How To Make Milk Kefir + A Yummy Kefir Smoothie Recipe!

How To Make Milk Kefir + A Yummy Kefir Smoothie Recipe!

What's healthy for you and so versatile for many uses? What is made from fresh milk and full of great-for-you probiotics? What can you make with just a few minutes of work each day? Milk kefir!

Why Learn How To Make Milk Kefir?

For many reasons! First, it's a cultured product with both yeast and bacteria which are beneficial to your digestive system. These organisms lend an effervescence to kefir that isn't present in other fermented dairy products, like cheese and yogurt. Of course, if you are allergic to milk in any way, proceed with caution before making and drinking milk kefir. Some have found, however, that when they make the switch to fermented milk, they are better able to digest it. Proceed with caution when using this product in that circumstance, please. Second, milk kefir is so easy to make! Milk kefir cultures at room temperature -- no babysitting or thermometer-watching! All you need is fresh milk, a Kefir Starter Culture, and a Mason jar.

About Dry Kefir Starter Culture

If you're at all familiar with making kefir, you are probably accustomed to kefir grains -- cauliflower-like globes that you transfer from batch to batch. Kefir grains are a SCOBY or symbiotic colony of bacteria and yeasts. It is a living organism that grows over time as it eats the lactose (milk sugar) in milk. Using a dry kefir culture has one main advantage over kefir grains: convenience! Rather than having to keep your grains in fresh milk every 24 to 48 hours to keep them alive and healthy, you can simply take a break from making kefir whenever you like with a dry kefir starter culture. Once you are ready to make kefir, you will need good, quality milk. Fresh raw milk is best, but be sure that whatever you use has been produced under sanitary conditions. Use the highest quality milk you can afford, preferably organic, if raw milk is not an option for you. 
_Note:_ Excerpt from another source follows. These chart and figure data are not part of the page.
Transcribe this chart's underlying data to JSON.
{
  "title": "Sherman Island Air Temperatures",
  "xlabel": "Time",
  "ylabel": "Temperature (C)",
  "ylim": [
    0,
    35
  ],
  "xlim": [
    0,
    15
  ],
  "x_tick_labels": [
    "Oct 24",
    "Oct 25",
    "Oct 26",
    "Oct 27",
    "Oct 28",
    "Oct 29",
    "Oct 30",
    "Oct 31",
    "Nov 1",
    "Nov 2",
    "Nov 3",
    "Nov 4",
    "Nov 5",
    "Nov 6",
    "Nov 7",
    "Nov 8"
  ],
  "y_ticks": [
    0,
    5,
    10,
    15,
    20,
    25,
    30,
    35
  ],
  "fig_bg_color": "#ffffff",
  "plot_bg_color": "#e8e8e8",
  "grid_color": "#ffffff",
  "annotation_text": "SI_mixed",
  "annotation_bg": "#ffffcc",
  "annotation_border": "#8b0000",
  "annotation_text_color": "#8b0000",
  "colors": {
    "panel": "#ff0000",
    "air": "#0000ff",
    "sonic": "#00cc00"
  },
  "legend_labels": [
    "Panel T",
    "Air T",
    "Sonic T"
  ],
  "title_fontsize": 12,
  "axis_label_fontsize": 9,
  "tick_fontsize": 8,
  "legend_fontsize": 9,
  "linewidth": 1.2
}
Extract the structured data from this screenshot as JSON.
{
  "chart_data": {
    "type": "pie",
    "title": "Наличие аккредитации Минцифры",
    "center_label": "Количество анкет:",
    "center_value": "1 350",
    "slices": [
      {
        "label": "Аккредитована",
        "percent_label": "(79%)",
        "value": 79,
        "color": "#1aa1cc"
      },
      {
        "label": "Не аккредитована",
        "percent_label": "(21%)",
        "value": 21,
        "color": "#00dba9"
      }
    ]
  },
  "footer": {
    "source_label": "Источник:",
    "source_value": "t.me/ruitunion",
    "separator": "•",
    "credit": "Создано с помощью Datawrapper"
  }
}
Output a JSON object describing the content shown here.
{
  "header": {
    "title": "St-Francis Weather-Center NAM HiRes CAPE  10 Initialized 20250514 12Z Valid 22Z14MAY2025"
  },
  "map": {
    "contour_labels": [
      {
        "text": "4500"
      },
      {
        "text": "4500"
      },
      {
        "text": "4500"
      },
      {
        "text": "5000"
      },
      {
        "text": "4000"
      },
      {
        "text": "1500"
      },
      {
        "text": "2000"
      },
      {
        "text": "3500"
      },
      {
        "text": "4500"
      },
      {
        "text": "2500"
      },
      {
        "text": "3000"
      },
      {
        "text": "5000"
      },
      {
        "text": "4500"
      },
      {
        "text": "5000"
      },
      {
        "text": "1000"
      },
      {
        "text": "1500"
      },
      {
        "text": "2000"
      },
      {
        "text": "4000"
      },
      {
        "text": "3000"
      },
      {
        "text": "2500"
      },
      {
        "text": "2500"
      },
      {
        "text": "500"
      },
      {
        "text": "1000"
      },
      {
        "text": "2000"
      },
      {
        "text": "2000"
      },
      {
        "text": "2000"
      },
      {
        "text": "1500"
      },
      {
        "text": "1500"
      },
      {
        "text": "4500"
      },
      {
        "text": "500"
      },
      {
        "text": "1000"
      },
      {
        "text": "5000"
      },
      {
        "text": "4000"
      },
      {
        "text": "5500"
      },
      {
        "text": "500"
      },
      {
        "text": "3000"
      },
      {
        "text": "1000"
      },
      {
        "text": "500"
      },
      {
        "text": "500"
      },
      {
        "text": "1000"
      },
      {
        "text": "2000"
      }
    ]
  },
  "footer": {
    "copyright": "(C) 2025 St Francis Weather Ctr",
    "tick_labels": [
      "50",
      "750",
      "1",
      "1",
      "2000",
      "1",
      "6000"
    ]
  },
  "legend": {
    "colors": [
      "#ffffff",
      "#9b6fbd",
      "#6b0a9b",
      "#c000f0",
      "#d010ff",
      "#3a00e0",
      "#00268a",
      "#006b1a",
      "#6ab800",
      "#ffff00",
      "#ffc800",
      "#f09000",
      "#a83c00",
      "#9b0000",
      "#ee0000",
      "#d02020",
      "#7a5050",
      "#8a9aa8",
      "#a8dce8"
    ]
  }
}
How To Make Milk Kefir With A Dry Kefir Starter Culture

First, take 1 quart of cold milk from the fridge, add your dry kefir starter culture, and stir gently to mix in. If you are using goat milk, you will need to add a full packet of starter culture to only 2 cups of milk as it doesn't thicken like cow's milk. This is because of the different proteins in goat's milk. If you are using low fat or skim milk, you will need to add 2 teaspoons of non-fat milk powder to the quart of fresh milk. This adds the proteins needed to make the kefir thicker. Next, add a lid and leave it on the counter for 24 to 48 hours. It will become thick, but still liquid, like a drinkable yogurt. Alternatively, if you are concerned at all about bacteria in your milk, heat the milk gently just about boiling, stirring constantly to avoid burning and allow it to cool. Once cool, you can add the culture starter and proceed as before. After 24 hours, check your cultured milk. It will have a distinctive "sour" smell to it, but it shouldn't smell bad or "off". Think similar to yogurt, but a bit more yeasty. Transfer the kefir to a different jar, then place in the fridge for storage and use. To start the next batch, simply take 2 Tablespoons of the fermented kefir and place in a clean jar with a quart of fresh milk and continue the process. Don't add more than that, or your kefir can quickly become very sour. You can make 7 batches of kefir before you need a new starter culture. After 7 batches, simply start the process over with a brand new starter.

Using Your Kefir In This Yummy Kefir Smoothie Recipe

You can make yummy kefir smoothies by placing kefir in a blender with frozen fruit and greens for added nutrition. My favorite recipe is:
  • 1 quart kefir made with a Dry Kefir Starter Culture
  • 1 cup frozen strawberries
  • 1 cup frozen blueberries
  • 2 tablespoons raw honey
  • 1/2 cup fresh spinach leaves
Add all the ingredients to a blender, and blend until smooth. If it's too thick, add up to 1/2 cup of water or fresh juice to the blender.

Do you know how to make milk kefir? Have you ever used a dry kefir starter culture?